There has been a lot of talking between the committee that created `dep` and folks who've implemented other systems, including Cargo. I have high hopes.


indeed, we've talked with them quite a bit :)


I don't think I've ever had a problem with Bundler.


Me neither. In fact, I rarely have trouble with package managers. They're amazing.


I envy you. I use Nix, pip, and npm on a daily basis and it's an uphill battle. I haven't used Bundler.


Well, nix looks awfully complicated. I've had trouble deploying applications using pip. Npm hasn't given me any trouble.

Bundler is lovely.


Once I did 'sudo npm -g update npm', just 3.x to 3.x+1 and the hell broke loose. I had to wipe entire nodejs and reinstall from scratch.

In other cases, 'npm update <package>' doesn't work and I have to do uninstall/install. Very common with typescript, for example.

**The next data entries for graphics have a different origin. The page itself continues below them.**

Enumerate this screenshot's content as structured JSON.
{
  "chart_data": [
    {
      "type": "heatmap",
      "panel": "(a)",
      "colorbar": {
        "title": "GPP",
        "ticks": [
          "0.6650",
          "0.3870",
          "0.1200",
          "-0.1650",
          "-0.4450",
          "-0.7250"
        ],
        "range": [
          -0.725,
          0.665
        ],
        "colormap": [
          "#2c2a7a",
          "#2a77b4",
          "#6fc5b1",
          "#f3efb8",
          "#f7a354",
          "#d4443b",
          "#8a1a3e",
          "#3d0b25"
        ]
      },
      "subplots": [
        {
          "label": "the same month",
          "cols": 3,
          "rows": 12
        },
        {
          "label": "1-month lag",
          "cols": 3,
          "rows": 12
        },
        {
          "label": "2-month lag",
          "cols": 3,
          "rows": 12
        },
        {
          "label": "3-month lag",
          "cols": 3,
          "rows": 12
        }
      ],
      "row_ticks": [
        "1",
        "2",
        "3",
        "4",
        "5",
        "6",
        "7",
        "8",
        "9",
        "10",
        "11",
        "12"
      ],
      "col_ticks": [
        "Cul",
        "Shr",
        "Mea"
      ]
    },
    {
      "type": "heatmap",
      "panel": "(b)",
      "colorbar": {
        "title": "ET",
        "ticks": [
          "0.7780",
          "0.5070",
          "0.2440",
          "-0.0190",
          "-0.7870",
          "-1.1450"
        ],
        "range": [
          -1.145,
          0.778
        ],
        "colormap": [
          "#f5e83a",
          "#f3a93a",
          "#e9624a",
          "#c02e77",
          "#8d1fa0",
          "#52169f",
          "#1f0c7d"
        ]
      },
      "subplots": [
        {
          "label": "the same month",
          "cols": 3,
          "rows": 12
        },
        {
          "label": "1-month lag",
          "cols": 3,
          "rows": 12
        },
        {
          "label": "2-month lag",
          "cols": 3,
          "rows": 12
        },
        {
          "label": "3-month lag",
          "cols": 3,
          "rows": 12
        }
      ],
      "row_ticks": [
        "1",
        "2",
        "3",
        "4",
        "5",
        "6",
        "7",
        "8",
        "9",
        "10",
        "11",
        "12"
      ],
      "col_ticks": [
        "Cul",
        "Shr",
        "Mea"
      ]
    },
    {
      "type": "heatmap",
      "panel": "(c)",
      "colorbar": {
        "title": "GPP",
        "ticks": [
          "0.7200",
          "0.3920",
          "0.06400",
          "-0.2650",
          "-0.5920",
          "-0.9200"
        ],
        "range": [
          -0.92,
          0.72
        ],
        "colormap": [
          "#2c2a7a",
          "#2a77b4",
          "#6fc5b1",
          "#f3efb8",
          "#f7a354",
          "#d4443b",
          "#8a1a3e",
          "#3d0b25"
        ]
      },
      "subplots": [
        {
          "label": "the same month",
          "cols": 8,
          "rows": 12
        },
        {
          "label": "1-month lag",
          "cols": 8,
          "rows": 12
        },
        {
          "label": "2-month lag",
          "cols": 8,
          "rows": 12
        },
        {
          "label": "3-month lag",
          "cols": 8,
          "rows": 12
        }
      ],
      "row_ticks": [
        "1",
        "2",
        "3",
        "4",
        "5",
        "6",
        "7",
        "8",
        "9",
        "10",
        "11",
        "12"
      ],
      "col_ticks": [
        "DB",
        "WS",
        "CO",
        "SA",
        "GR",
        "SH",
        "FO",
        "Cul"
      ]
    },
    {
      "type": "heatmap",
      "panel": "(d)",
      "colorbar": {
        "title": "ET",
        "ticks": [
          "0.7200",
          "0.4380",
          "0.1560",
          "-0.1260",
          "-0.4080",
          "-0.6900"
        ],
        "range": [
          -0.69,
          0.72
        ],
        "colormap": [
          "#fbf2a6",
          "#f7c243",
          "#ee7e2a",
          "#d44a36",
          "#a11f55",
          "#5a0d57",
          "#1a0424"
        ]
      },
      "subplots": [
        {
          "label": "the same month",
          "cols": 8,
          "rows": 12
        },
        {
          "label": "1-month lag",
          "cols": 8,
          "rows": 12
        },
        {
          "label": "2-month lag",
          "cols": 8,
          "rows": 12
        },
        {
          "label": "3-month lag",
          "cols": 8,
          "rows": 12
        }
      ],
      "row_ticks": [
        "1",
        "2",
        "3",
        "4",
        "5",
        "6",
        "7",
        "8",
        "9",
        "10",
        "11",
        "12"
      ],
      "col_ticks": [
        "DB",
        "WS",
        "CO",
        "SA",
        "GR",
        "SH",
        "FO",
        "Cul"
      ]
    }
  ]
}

i would be a happy man if every package manager for any language has magically become cargo overnight.


Until cargo starts to support binary crates across projects I would be a very unhappy man.

I have better things to do with my time than watching the same crates being compiled multiple times.


Well go builds so fast you wouldn't be waiting.


It is still slower than Turbo Pascal (MS-DOS). :)

In any case, I appreciate that Go at least supports binary packages, but Go isn't a language for me, given the type system decisions.